Are house flippers feeling the pinch of higher mortgage rates and a cooling market?
The answer is mixed, according to a report from a real estate data firm.

The Fed raised interest rates again yesterday, which could send mortgage rates up again. The 30-year-fixed-rate hit 6% last week. The housing market is in transition as a result, with fewer buyers in the market, existing home sales down, and home prices moderating.
Also, we could be at a transition-point for home-flippers as well.nIn the “fix-and-flip” market, real estate investors — mostly small contracting companies — buy homes in need of repair, spiff ‘em up, and resell at a profit.
The last few years have been good, with housing demand and prices soaring. But that’s changing, said Rick Sharga at real-estate analytics firm ATTOM Data Solutions.

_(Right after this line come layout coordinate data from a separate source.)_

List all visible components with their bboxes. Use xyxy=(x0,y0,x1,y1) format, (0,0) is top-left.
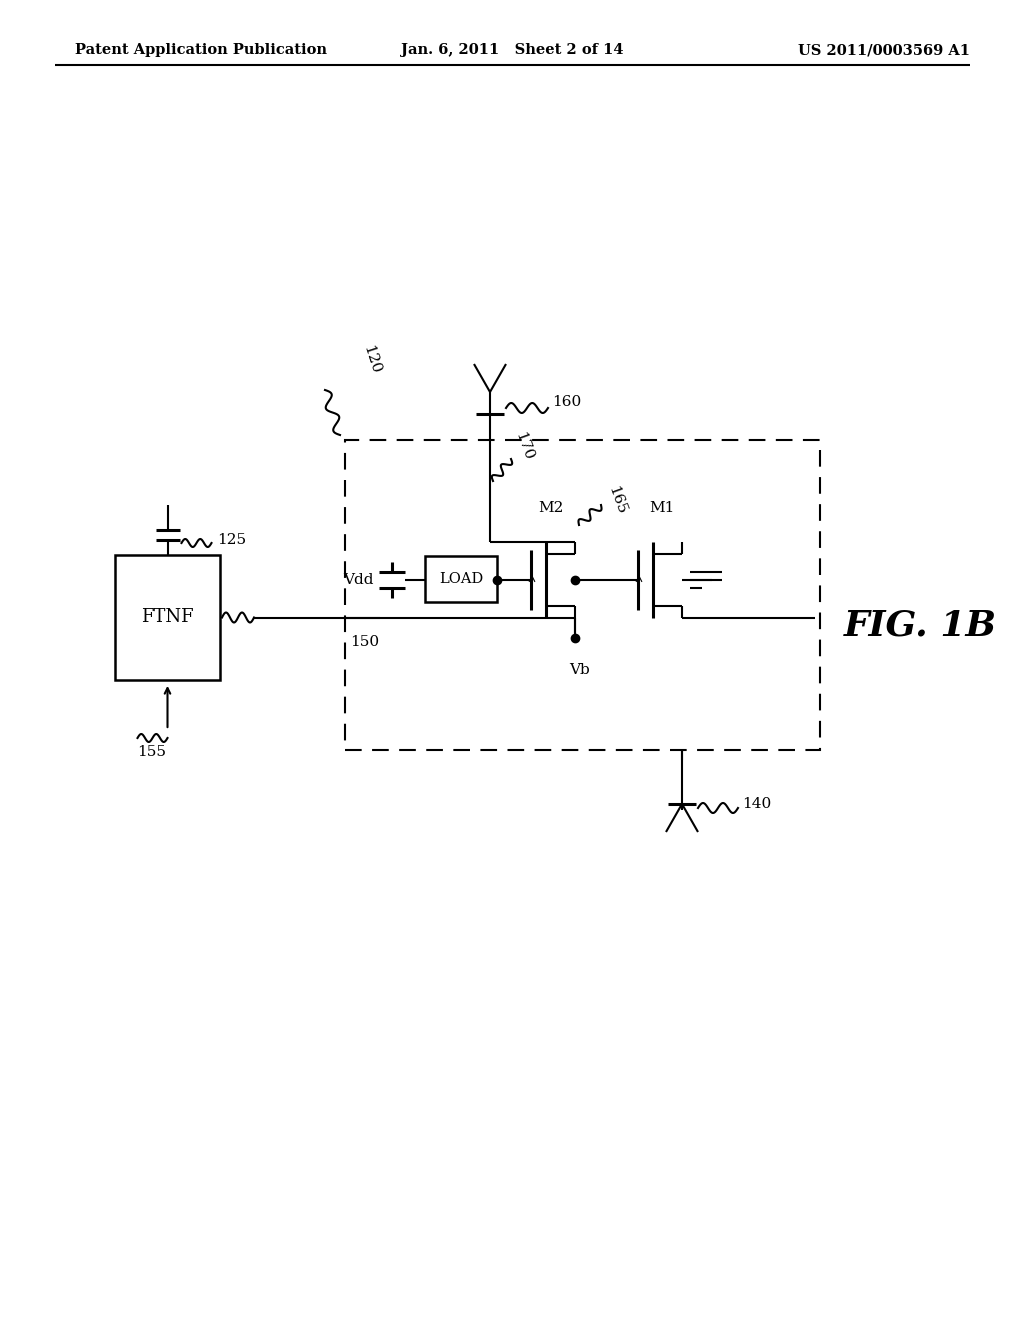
Text: 125: 125 xyxy=(217,533,247,546)
Text: US 2011/0003569 A1: US 2011/0003569 A1 xyxy=(798,44,970,57)
Text: M1: M1 xyxy=(649,502,675,515)
Text: 165: 165 xyxy=(605,484,628,516)
Text: FTNF: FTNF xyxy=(141,609,194,627)
Text: M2: M2 xyxy=(539,502,563,515)
Text: 120: 120 xyxy=(360,345,382,376)
Bar xyxy=(115,554,220,680)
Text: LOAD: LOAD xyxy=(439,572,483,586)
Text: 155: 155 xyxy=(137,744,167,759)
Bar xyxy=(425,556,497,602)
Text: Vb: Vb xyxy=(569,663,591,677)
Text: Vdd: Vdd xyxy=(343,573,374,587)
Text: 150: 150 xyxy=(350,635,379,649)
Text: Patent Application Publication: Patent Application Publication xyxy=(75,44,327,57)
Text: FIG. 1B: FIG. 1B xyxy=(844,609,996,642)
Text: Jan. 6, 2011   Sheet 2 of 14: Jan. 6, 2011 Sheet 2 of 14 xyxy=(400,44,624,57)
Text: 140: 140 xyxy=(742,797,771,810)
Text: 170: 170 xyxy=(512,430,536,462)
Text: 160: 160 xyxy=(552,395,582,409)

Home-flipping fell in the second quarter — from about 1-in-10, to 1-in-12 home-sales.
“So we’re seeing weakening demand because of weak affordability, prices slow down, and in some markets actually decline a little bit,” he said.

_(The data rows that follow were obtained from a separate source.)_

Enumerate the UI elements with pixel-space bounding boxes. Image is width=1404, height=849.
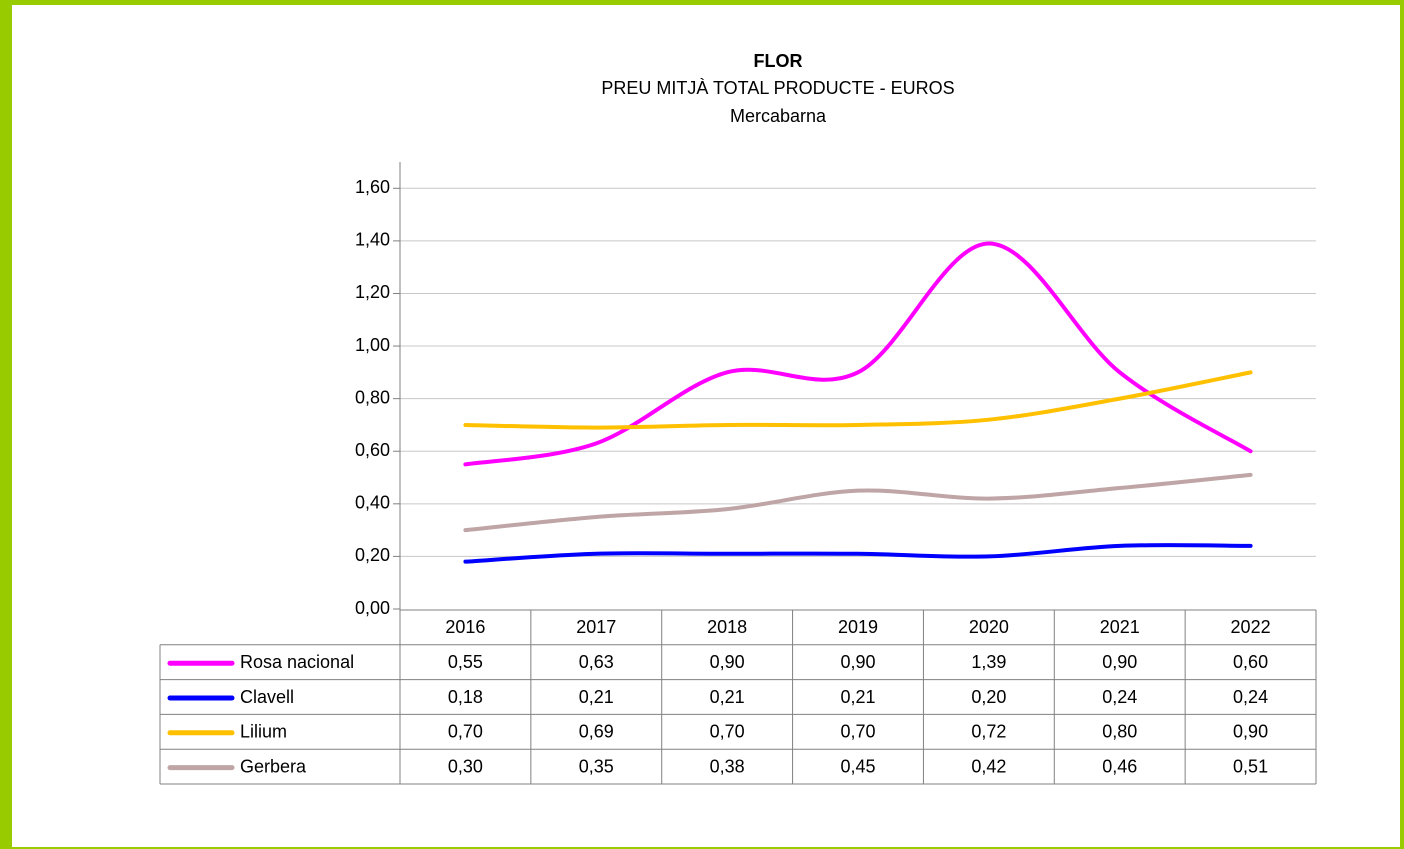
y-tick-label: 0,00 [355,598,390,618]
table-value: 0,42 [971,756,1006,776]
table-value: 0,35 [579,756,614,776]
frame-left [0,0,12,849]
table-value: 0,21 [579,687,614,707]
y-tick-label: 1,20 [355,282,390,302]
legend-label: Lilium [240,722,287,742]
legend-label: Rosa nacional [240,652,354,672]
series-line [463,370,1253,430]
legend-label: Gerbera [240,756,307,776]
chart-subtitle: PREU MITJÀ TOTAL PRODUCTE - EUROS [601,78,954,98]
table-value: 0,70 [448,722,483,742]
legend-label: Clavell [240,687,294,707]
table-value: 0,38 [710,756,745,776]
table-value: 0,51 [1233,756,1268,776]
y-tick-label: 0,60 [355,440,390,460]
x-tick-label: 2018 [707,617,747,637]
x-tick-label: 2017 [576,617,616,637]
table-value: 0,24 [1102,687,1137,707]
x-tick-label: 2019 [838,617,878,637]
table-value: 0,63 [579,652,614,672]
frame-top [0,0,1404,5]
x-tick-label: 2021 [1100,617,1140,637]
table-value: 0,21 [710,687,745,707]
table-value: 0,70 [710,722,745,742]
series-line [463,543,1253,564]
table-value: 0,24 [1233,687,1268,707]
table-value: 0,90 [1102,652,1137,672]
series-line [463,241,1253,467]
table-value: 0,90 [840,652,875,672]
x-tick-label: 2022 [1231,617,1271,637]
table-value: 0,18 [448,687,483,707]
y-tick-label: 0,40 [355,493,390,513]
table-value: 0,70 [840,722,875,742]
series-line [463,472,1253,533]
table-value: 0,69 [579,722,614,742]
x-tick-label: 2020 [969,617,1009,637]
table-value: 0,80 [1102,722,1137,742]
table-value: 0,72 [971,722,1006,742]
table-value: 1,39 [971,652,1006,672]
y-tick-label: 1,00 [355,335,390,355]
frame-bottom [0,847,1404,849]
table-value: 0,46 [1102,756,1137,776]
y-tick-label: 1,60 [355,177,390,197]
table-value: 0,20 [971,687,1006,707]
table-value: 0,45 [840,756,875,776]
table-value: 0,55 [448,652,483,672]
frame-right [1400,0,1404,849]
table-value: 0,30 [448,756,483,776]
table-value: 0,90 [1233,722,1268,742]
table-value: 0,90 [710,652,745,672]
chart-title: FLOR [754,51,803,71]
y-tick-label: 0,20 [355,545,390,565]
chart-subtitle: Mercabarna [730,106,827,126]
table-value: 0,21 [840,687,875,707]
y-tick-label: 1,40 [355,230,390,250]
y-tick-label: 0,80 [355,387,390,407]
x-tick-label: 2016 [445,617,485,637]
table-value: 0,60 [1233,652,1268,672]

Rising mortgage rates aren’t likely to hurt home-flippers because they typically buy with cash, said Lawrence Yun at the National Association of Realtors.
“People who have cash — they are still in the market and with less buyer competition, they see better opportunity,” he said.
Another bright spot for home-flippers: more distressed properties are coming on the market, now that pandemic-era foreclosure bans have expired.